2015 GSA Annual Meeting in Baltimore, Maryland, USA (1-4 November 2015)

Paper No. 277-12
Presentation Time: 11:05 AM

CALCAREOUS NANNOPLANKTON RESPONSE AND POPULATION RESTRUCTURING ACROSS THE EOCENE-OLIGOCENE TRANSITION


NEWSAM, Cherry1, BOWN, Paul1 and DUNKLEY JONES, Tom2, (1)Department of Earth Sciences, University College London, Gower Street, London, WC1E 6BT, United Kingdom, (2)School of Geography, Earth and Environmental Sciences, University of Birmingham, Edgbaston, Birmingham, B15 2TT, United Kingdom, cherry.newsam.11@ucl.ac.uk

The Eocene-Oligocene transition (EOT) was a profound climatic interval marking the culmination of the long term Paleogene shift from a ‘greenhouse’ to an ‘icehouse’ world. The EOT saw disruption to physical, chemical and biological parameters in the marine realm. Significant global change in this interval is highlighted by prominent positive shifts in oxygen isotope records, evidence for initiation and expansion of significant Antarctic ice sheets and subsequent global sea level fall, >1 km deepening of the calcite compensation depth and high levels of marine biotic disturbance, with elevated rates of plankton extinction and turnover.

Here we will document the response of the calcareous nannoplankton to the EOT using the recently drilled section at IODP Site U1411, which has high sedimentation rates and exceptionally well preserved calcareous nannofossils. Semiquantitative data and relative abundance counts highlight diversity change, species bioevents and major shifts in abundance patterns. Determining the precise timing of these events allows us to examine the relationship between plankton evolution and the strongly shifting paleoceanographic conditions in the North Atlantic.

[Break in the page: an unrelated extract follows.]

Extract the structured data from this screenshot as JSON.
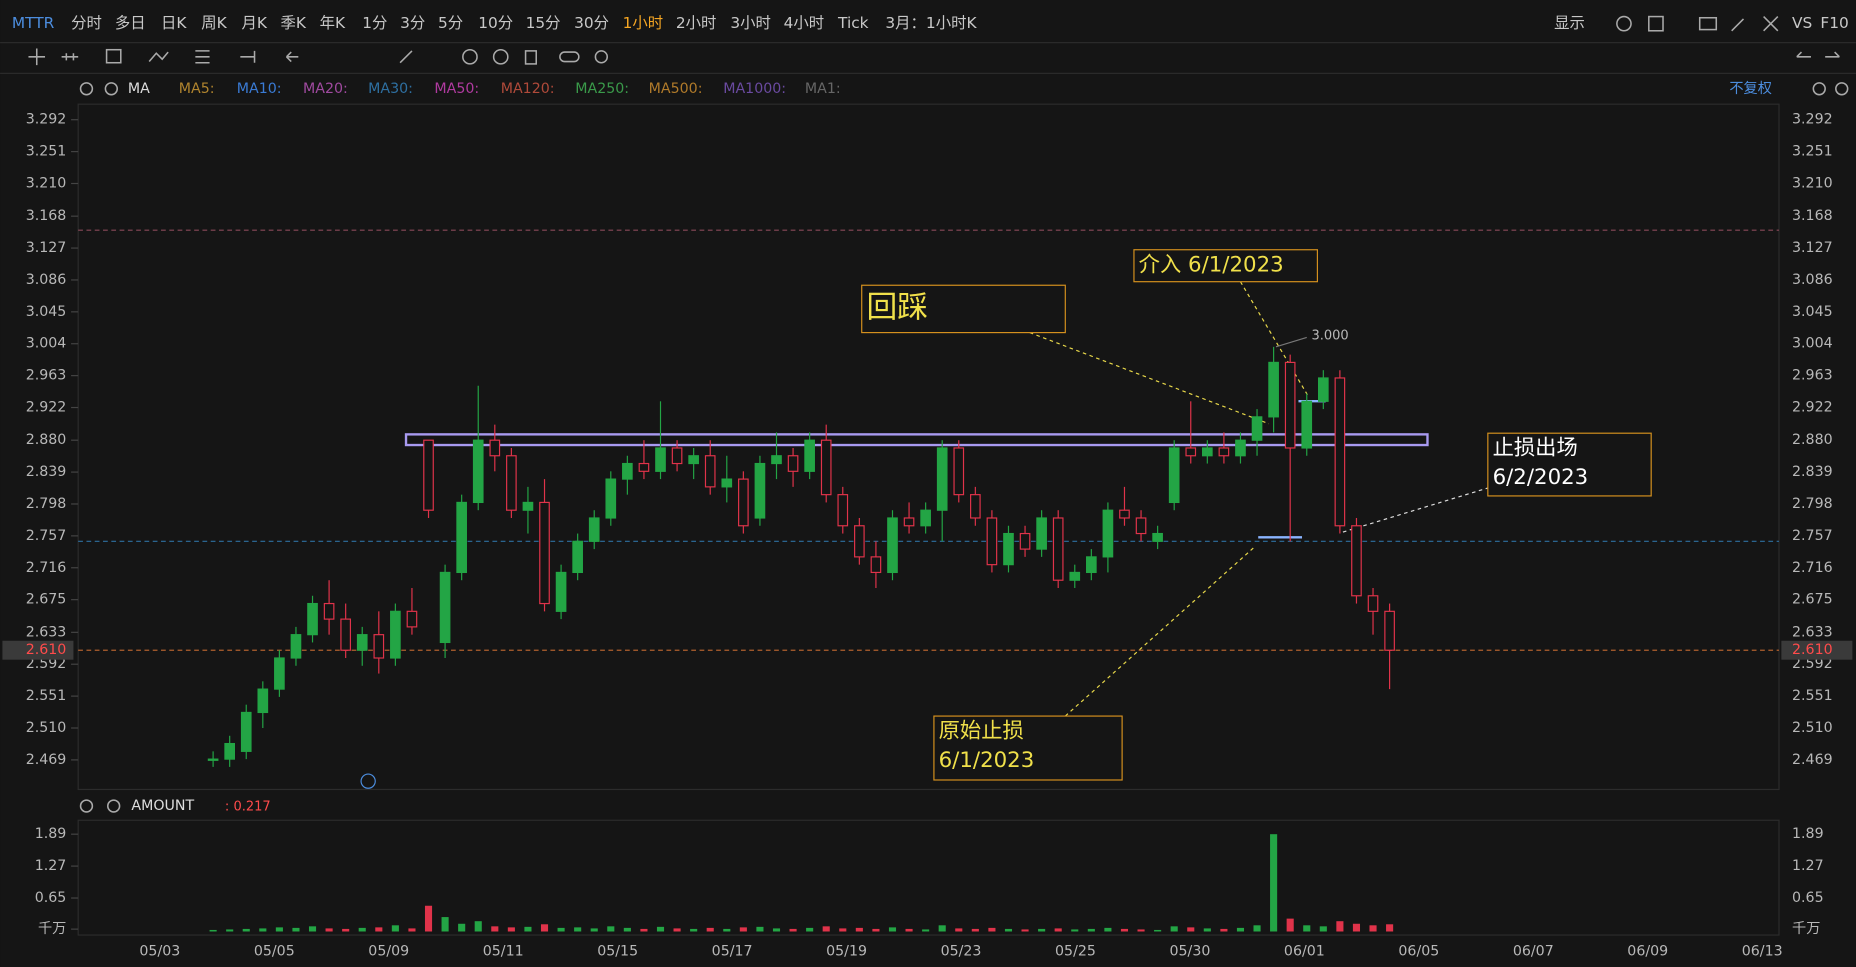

To place these new observations into a wider context we have compiled calcareous nannofossil data from a range of global sites across the EOT that vary in latitude, ocean basin and oceanographic setting. Our results identify significant and coeval population restructuring within this phytoplankton group prior to the early Oligocene climatic shift. These data reveal that elevated rates of extinction and striking reorganization within the dominant reticulofenestrid group was a particular feature of the interval, reflecting the major climatic/oceanographic changes. The evidence suggests that elevated rates of extinction are associated with a reduction of optimal habitat space for many coccolithophores and that global population shifts reflected increases in taxa that favored elevated levels of nutrients or pulsed delivery of nutrients or with more efficient carbon utilisation strategies under declining atmospheric pCO2.